ℭomo acontece cada ano, temos hoje ocasião de nos encontrar alguns dias antes da festa do Natal; é um modo de expressar "em voz alta" a nossa fraternidade através da troca recíproca das boas festas natalícias, mas é também um momento de reflexão e exame de consciência para cada um de nós, a fim de que a luz do Verbo encarnado nos mostre cada vez melhor quem somos e qual é a nossa missão, principalmente neste orbi habbliveano.

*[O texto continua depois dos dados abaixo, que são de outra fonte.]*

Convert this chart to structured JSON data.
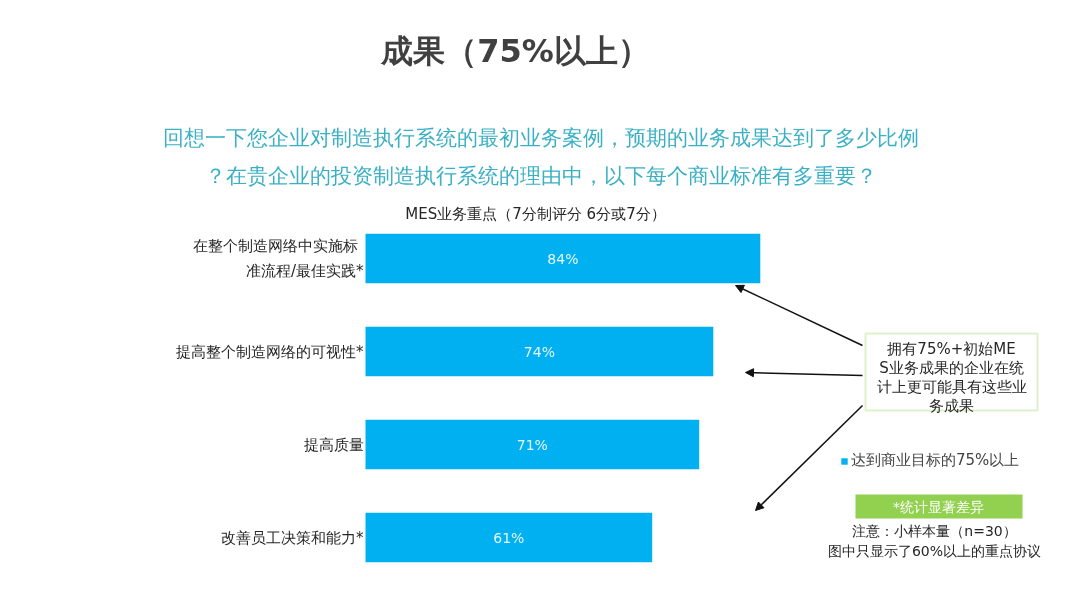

Como todos sabemos, o mistério do Natal é o mistério de Deus que vem ao mundo pelo caminho da humildade. Encarnou: aquela grande synkatabasis! Infelizmente o nosso tempo parece ter-se esquecido da humildade ou simplesmente tê-la limitado a uma forma de moralismo, esvaziando-a da força incisiva de que é dotada.
Mas, se tivéssemos de expressar todo o mistério do Natal numa palavra, creio que o termo que mais nos poderia ajudar é humildade. Os Evangelhos falam-nos dum cenário pobre, sóbrio, impróprio para acolher uma mulher que está para dar à luz. E, contudo, o Rei dos reis vem ao mundo, não dando nas vistas, mas suscitando uma atração misteriosa nos corações de quantos sentem a presença incisiva duma novidade que está prestes a mudar a história. Por isso apraz-me pensar e também dizer que a humildade foi a sua porta de entrada e convida-nos, a todos nós, a atravessá-la. Vem-me ao pensamento esta frase dos Exercícios: não se pode avançar sem humildade, nem se pode avançar na humildade sem humilhações. E Santo Inácio diz-nos para pedir humilhações.
Todos sabemos que o contrário da humildade é a soberba. Um versículo do profeta Malaquias (que muito em impressionou) ajuda-nos, por contraste, a compreender a diferença que há entre o caminho da humildade e o da soberba: "Todos os soberbos e todos os que cometem a iniquidade serão como a palha; este dia que vai chegar queimá-los-á – diz o Senhor do universo – e nada ficará deles: nem raiz, nem ramos" (3,19).
Recordar significa, etimologicamente, «trazer de novo ao coração», re-cordar. A memória viva que temos da Tradição, das raízes, não é culto do passado, mas gesto interior por meio do qual trazemos constantemente ao coração aquilo que nos precedeu, que atravessou a nossa história, que nos fez chegar até aqui. Recordar não é repetir, mas arrecadar, reavivar e, agradecidos, deixar que a força do Espírito Santo nos faça, como aos primeiros discípulos, arder o coração (cf. Lc 24, 32).
Todos nós somos chamados à humildade, porque somos chamados a recordar e a gerar, somos chamados a reencontrar a justa relação com as raízes e com os ramos. Sem eles, deterioramo-nos e estamos destinados a desaparecer. Vindo ao mundo pela via da humildade, Jesus abre-nos um caminho, indica-nos um estilo de vida, mostra-nos uma meta.
Queridos prefeitos e presidentes (Dicástérios e Pontificíos Conselhos), se é verdade que, sem humildade, não se pode encontrar Deus nem é possível fazer experiência de salvação, é igualmente verdade que, sem humildade, não se pode sequer encontrar o próximo, o irmão e a irmã que vivem ao nosso lado.
A sinodalidade é um estilo, ao qual, os primeiros a converter-se, devemos ser nós que estamos aqui e vivemos a experiência do serviço à Igreja universal através do trabalho na Cúria Romana. E a Cúria – nunca o esqueçamos! – não é apenas um instrumento logístico e burocrático para as necessidades da Igreja universal, mas é o primeiro organismo chamado a dar testemunho; e por isso mesmo, na medida em que assume pessoalmente os desafios da conversão sinodal a que é chamada também ela, cresce a sua credibilidade e eficácia. A organização que devemos implementar não é de tipo empresarial, mas evangélico.
𝔔ue o Senhor no-la conceda em dom a partir da primordial manifestação do Espírito em nós: o desejo. Aquilo que não temos, podemos ao menos começar a desejá-lo. Peçamos ao Senhor a graça de conseguir desejar, de nos tornarmos homens de grandes desejos. E o desejo é já o Espírito a trabalhar dentro de cada um de nós.
Feliz Natal a todos! E peço-vos para rezardes por mim. Obrigado!